Lucien Lévy-Bruhl, La mentalité primitive, Paris, PUF, 1922. Ce classique de la littérature ethnologique est l'œuvre d'un philosophe qui s'intéresse à la science des mœurs comme étude des comportements qui varient avec les époques et les lieux. Lucien Lévy-Bruhl est convaincu de l'existence d’une différence irréductible entre l'esprit de l'homme civilisé et celui de l'homme qu'il qualifie comme ses contemporains de " primitif ". La " mentalité " primitive se caractérise essentiellement par la croyance en un monde non sensible, animé par les esprits des morts, des animaux et des végétaux. Pour un primitif, ce monde est réel, inextricablement mêlé au monde sensible. La Mentalité primitive, composé de quatorze chapitres, comporte deux parties: la première, théorique, tente de caractériser, la mentalité primitive par une conception mystique de la causalité. La seconde illustre cette définition par l'absence de la pensée que nous qualifions de logique et le recours à la magie. C'est dans ce cadre que Lévy-Bruhl consacre un chapitre aux rêves : dans les sociétés archaïques, le rêve constitue un voyage de l'âme pendant le sommeil; son absence provoque une immobilité qui préfigure celle de la mort.
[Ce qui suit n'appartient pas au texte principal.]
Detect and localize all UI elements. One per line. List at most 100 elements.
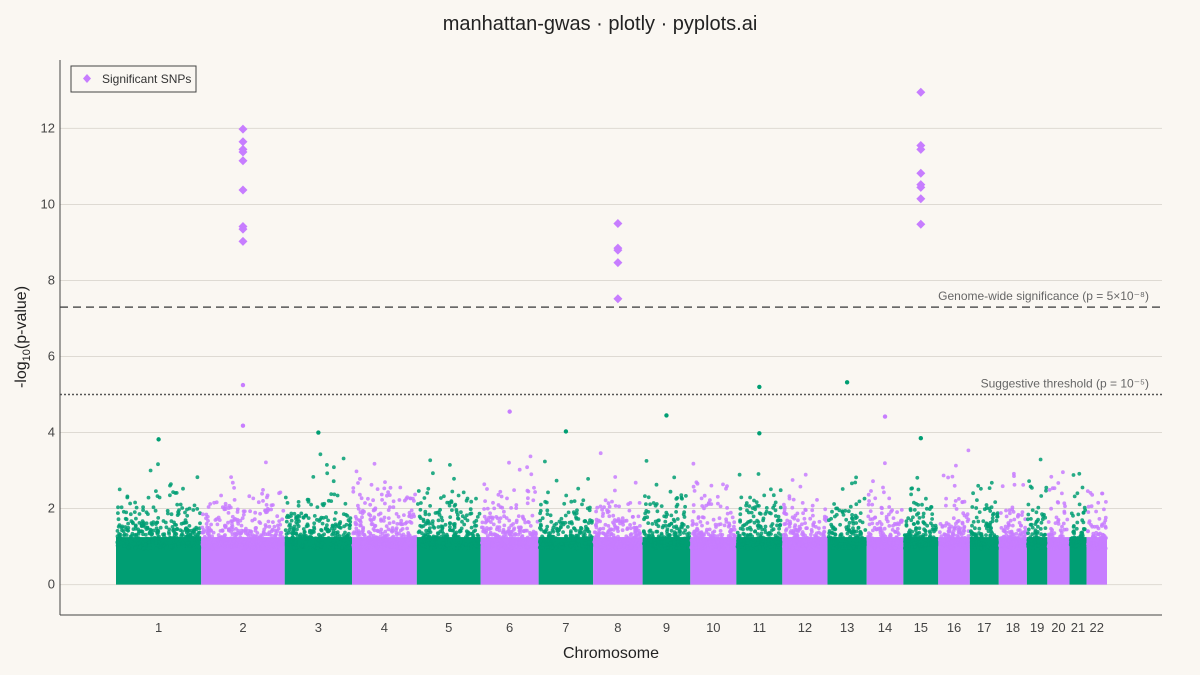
snp-point <box>521 540 526 545</box>
significant-snp-marker <box>916 182 926 192</box>
snp-point <box>840 487 845 491</box>
snp-point <box>802 516 807 521</box>
snp-point <box>426 541 430 546</box>
snp-point <box>652 544 657 548</box>
snp-point <box>308 545 313 549</box>
snp-point <box>752 520 757 525</box>
snp-point <box>1060 524 1064 529</box>
snp-point <box>1008 511 1012 516</box>
snp-point <box>343 530 347 535</box>
notable-snp-point <box>882 414 888 419</box>
snp-point <box>240 516 245 520</box>
snp-point <box>523 520 528 525</box>
snp-point <box>257 536 262 540</box>
snp-point <box>1001 528 1006 533</box>
snp-point <box>399 528 403 533</box>
snp-point <box>450 528 455 533</box>
snp-point <box>1087 520 1091 525</box>
snp-point <box>549 520 554 524</box>
snp-point <box>576 517 581 521</box>
snp-point <box>538 526 542 530</box>
snp-point <box>965 512 970 517</box>
snp-point <box>866 514 871 519</box>
snp-point <box>210 534 215 539</box>
snp-point <box>1026 512 1031 517</box>
snp-point <box>895 510 899 514</box>
snp-point <box>984 503 989 507</box>
snp-point <box>116 511 120 515</box>
snp-point <box>488 511 492 516</box>
snp-point <box>1036 543 1041 548</box>
snp-point <box>154 489 158 493</box>
snp-point <box>817 530 821 535</box>
snp-point <box>777 526 781 531</box>
snp-point <box>776 514 781 519</box>
snp-point <box>904 519 909 524</box>
snp-point <box>867 535 871 540</box>
snp-point <box>249 534 254 538</box>
snp-point <box>250 518 255 523</box>
snp-point <box>318 452 323 457</box>
snp-point <box>337 542 342 547</box>
snp-point <box>526 496 530 501</box>
snp-point <box>804 543 809 548</box>
snp-point <box>269 503 274 508</box>
snp-point <box>492 506 497 511</box>
snp-point <box>980 534 984 539</box>
snp-point <box>382 515 387 520</box>
snp-point <box>1082 505 1087 510</box>
snp-point <box>164 546 168 550</box>
snp-point <box>713 522 718 527</box>
snp-point <box>368 531 373 536</box>
snp-point <box>424 522 428 526</box>
snp-point <box>810 508 815 513</box>
snp-point <box>593 540 598 544</box>
snp-point <box>482 529 487 534</box>
snp-point <box>985 544 990 549</box>
snp-point <box>253 539 258 544</box>
snp-point <box>775 523 779 528</box>
snp-point <box>150 531 155 536</box>
snp-point <box>979 537 984 542</box>
snp-point <box>343 501 348 506</box>
snp-point <box>203 536 207 541</box>
snp-point <box>751 537 755 542</box>
snp-point <box>801 538 806 543</box>
snp-point <box>546 490 550 495</box>
snp-point <box>652 537 657 542</box>
snp-point <box>283 528 288 533</box>
snp-point <box>912 522 916 526</box>
snp-point <box>483 499 487 503</box>
chromosome-points-4 <box>351 461 418 585</box>
snp-point <box>988 533 993 537</box>
snp-point <box>714 544 718 549</box>
snp-point <box>644 459 649 463</box>
snp-point <box>1074 526 1079 531</box>
snp-point <box>799 541 804 546</box>
snp-point <box>256 500 261 505</box>
snp-point <box>929 505 934 509</box>
snp-point <box>632 535 637 539</box>
snp-point <box>705 527 709 532</box>
snp-point <box>554 478 559 483</box>
snp-point <box>363 534 367 538</box>
snp-point <box>443 546 448 551</box>
snp-point <box>335 530 340 535</box>
snp-point <box>265 510 269 514</box>
snp-point <box>716 501 720 506</box>
snp-point <box>386 533 390 537</box>
snp-point <box>680 525 684 530</box>
snp-point <box>638 524 642 528</box>
snp-point <box>594 525 599 530</box>
snp-point <box>718 504 723 509</box>
snp-point <box>475 515 480 519</box>
snp-point <box>404 497 409 501</box>
snp-point <box>784 527 789 531</box>
snp-point <box>521 516 525 520</box>
snp-point <box>1086 529 1090 533</box>
snp-point <box>925 523 930 528</box>
snp-point <box>380 498 384 502</box>
snp-point <box>888 545 893 550</box>
snp-point <box>917 530 922 535</box>
snp-point <box>438 545 443 549</box>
Au cours de ses voyages nocturnes, l'âme s'en va visiter le monde invisible peuplé des ancêtres, des animaux, des forces naturelles. Lucien Lévy-Bruhl rapporte de nombreux récits (sans avoir toujours un regard suffisamment critique sur ses sources) qui étayent la croyance selon laquelle ce qui est vécu en rêve est véritable et aussi important que ce qui est vécu en veille. L'étude du rêve primitif montre le rôle social de celui-ci : non seulement il met l'individu en relation avec le monde non visible mais il assigne à chacun sa place; l'âme du donneur est un fragment de l'âme tutélaire du groupe, constitué de tout ce qui confère au groupe son identité.

199.

Ce mouvement est né de la rencontre entre Aimé Césaire (Martinique), Léopold Sédar Senghor (Sénégal) et Léon-Gontran Damas (Guyane) . Les pensées de ces trois hommes se trouvent au carrefour de trois influences :

la philosophie des lumières, le panafricanisme et le marxisme. Ils affirment haut et fort la grandeur de l'histoire et de la civilisation noire face au monde occidental qui les avait jusque là dévalorisées. Ils se refusent l'existence d'une essence noire mais veulent faire de leur identité nègre et de l'ensemble des valeurs culturelles du monde noir, une source de fierté.

200.

C’est à travers une trilogie que Senghor développera sa pensée sur la civilisation de l’Universel qui reste d’actualité des décennies après ! En 1977, il publie Liberté 3. Négritude et civilisation de l’Universel, aux éditions Le Seuil.En 1988, il publie un ouvrage intitulé Ce que je crois. Négritude, francité et civilisation de l’Universel aux éditions Grasset ;en 1993, il publie Liberté 5. Le Dialogue des cultures dans lequel il finalise sa pensée sur la question.

201.

Teilhard de Chardin and Senghor on the civilization of the universal par Denis Ghislain MBESSA, Rencontre des 29-30 mai 2000.